Relancé par sa nette victoire à la primaire de Caroline du Sud samedi, Joe Biden s'est plus que jamais posé dimanche en alternative à Bernie Sanders et a mis en doute la capacité de son rival démocrate à rassembler.

Après avoir déçu lors des trois premiers scrutins en Iowa, dans le New Hampshire et le Nevada, l'ancien vice-président de Barack Obama a finalement réussi à stopper l'hémorragie samedi, réunissant quasiment la moitié des suffrages exprimés (48,4%), plus du double de Bernie Sanders (19,9%), deuxième.

"C'est un gros coup de fouet pour nous", s'est félicité Joe Biden dimanche sur la chaîne câblée CNN, un peu plus de 48 heures avant la primaire géante du "Super Tuesday", qui verra les démocrates de 14 Etats choisir celui qu'ils veulent voir défier Donald Trump le 3 novembre.

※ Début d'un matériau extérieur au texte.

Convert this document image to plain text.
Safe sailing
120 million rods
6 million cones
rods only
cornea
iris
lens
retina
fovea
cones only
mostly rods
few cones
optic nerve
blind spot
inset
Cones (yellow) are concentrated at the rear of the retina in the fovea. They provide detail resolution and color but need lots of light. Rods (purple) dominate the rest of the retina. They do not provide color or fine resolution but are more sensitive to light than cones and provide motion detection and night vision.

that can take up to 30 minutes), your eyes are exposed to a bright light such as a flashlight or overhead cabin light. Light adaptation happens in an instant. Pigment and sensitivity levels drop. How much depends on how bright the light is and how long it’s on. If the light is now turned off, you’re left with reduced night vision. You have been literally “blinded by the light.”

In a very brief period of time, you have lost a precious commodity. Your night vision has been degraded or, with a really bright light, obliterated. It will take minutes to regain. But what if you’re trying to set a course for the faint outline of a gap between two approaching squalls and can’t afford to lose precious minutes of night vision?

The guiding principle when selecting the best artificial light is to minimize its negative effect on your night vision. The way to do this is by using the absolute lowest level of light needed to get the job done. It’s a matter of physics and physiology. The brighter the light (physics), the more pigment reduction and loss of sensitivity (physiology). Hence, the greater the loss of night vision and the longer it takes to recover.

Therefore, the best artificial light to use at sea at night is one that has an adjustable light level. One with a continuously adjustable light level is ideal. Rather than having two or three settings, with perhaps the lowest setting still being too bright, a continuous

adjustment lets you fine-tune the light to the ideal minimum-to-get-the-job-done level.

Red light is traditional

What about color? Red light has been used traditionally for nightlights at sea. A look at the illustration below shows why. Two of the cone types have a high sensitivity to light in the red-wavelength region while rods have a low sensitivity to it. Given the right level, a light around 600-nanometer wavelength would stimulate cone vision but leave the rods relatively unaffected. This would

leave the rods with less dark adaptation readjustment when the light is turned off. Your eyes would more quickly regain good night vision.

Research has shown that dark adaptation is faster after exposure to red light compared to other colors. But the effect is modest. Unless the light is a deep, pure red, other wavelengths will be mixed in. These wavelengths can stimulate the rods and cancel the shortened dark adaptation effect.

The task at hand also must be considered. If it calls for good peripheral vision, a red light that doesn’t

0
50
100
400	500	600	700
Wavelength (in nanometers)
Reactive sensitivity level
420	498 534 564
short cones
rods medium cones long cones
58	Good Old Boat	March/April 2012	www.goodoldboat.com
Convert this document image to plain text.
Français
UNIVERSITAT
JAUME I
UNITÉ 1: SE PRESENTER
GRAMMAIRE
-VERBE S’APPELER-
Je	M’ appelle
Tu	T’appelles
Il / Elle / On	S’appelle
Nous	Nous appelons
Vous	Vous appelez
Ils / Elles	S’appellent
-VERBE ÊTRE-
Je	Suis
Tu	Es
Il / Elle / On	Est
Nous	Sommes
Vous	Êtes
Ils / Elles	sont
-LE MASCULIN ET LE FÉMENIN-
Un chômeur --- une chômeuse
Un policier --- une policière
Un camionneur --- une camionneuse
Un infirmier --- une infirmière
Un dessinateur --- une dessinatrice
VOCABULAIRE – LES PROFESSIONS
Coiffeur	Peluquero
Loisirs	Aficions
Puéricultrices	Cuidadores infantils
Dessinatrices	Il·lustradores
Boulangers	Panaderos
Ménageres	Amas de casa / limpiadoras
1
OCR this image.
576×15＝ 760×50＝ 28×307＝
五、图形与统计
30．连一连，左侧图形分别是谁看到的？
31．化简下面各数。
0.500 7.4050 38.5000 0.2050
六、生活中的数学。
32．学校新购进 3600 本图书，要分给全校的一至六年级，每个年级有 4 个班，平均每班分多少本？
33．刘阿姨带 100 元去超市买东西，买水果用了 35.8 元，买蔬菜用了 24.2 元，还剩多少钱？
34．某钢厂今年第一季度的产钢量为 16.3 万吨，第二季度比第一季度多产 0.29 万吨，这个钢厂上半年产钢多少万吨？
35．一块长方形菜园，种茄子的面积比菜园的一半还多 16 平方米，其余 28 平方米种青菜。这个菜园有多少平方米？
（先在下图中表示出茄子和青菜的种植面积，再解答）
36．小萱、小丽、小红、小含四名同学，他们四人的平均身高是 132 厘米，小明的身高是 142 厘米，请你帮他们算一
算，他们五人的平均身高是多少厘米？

Plus d'un tiers des délégués (environ 34%), qui choisiront le candidat du parti lors de la convention démocrate, mi-juillet, seront désignés mardi.

"Ca marque le début d'un come-back", a estimé, sur la chaîne Fox, le septuagénaire qui fut longtemps le super favori au sein des démocrates avant d'être rattrapé, puis dépassé, par Bernie Sanders. "C'est un marathon."

Les autres candidats distancés, Joe Biden affronte mardi un adversaire qui a levé quasiment le double du montant récolté par son équipe de campagne (134 millions de dollars contre 70) et dispose d'un réseau de terrain inégalé chez les démocrates.

Pour amplifier son élan, celui qui fut sénateur du Delaware de 1973 à 2009 est reparti à la charge contre son principal concurrent, dont le programme trop à gauche, selon lui, risque d'échauder une part importante des électeurs.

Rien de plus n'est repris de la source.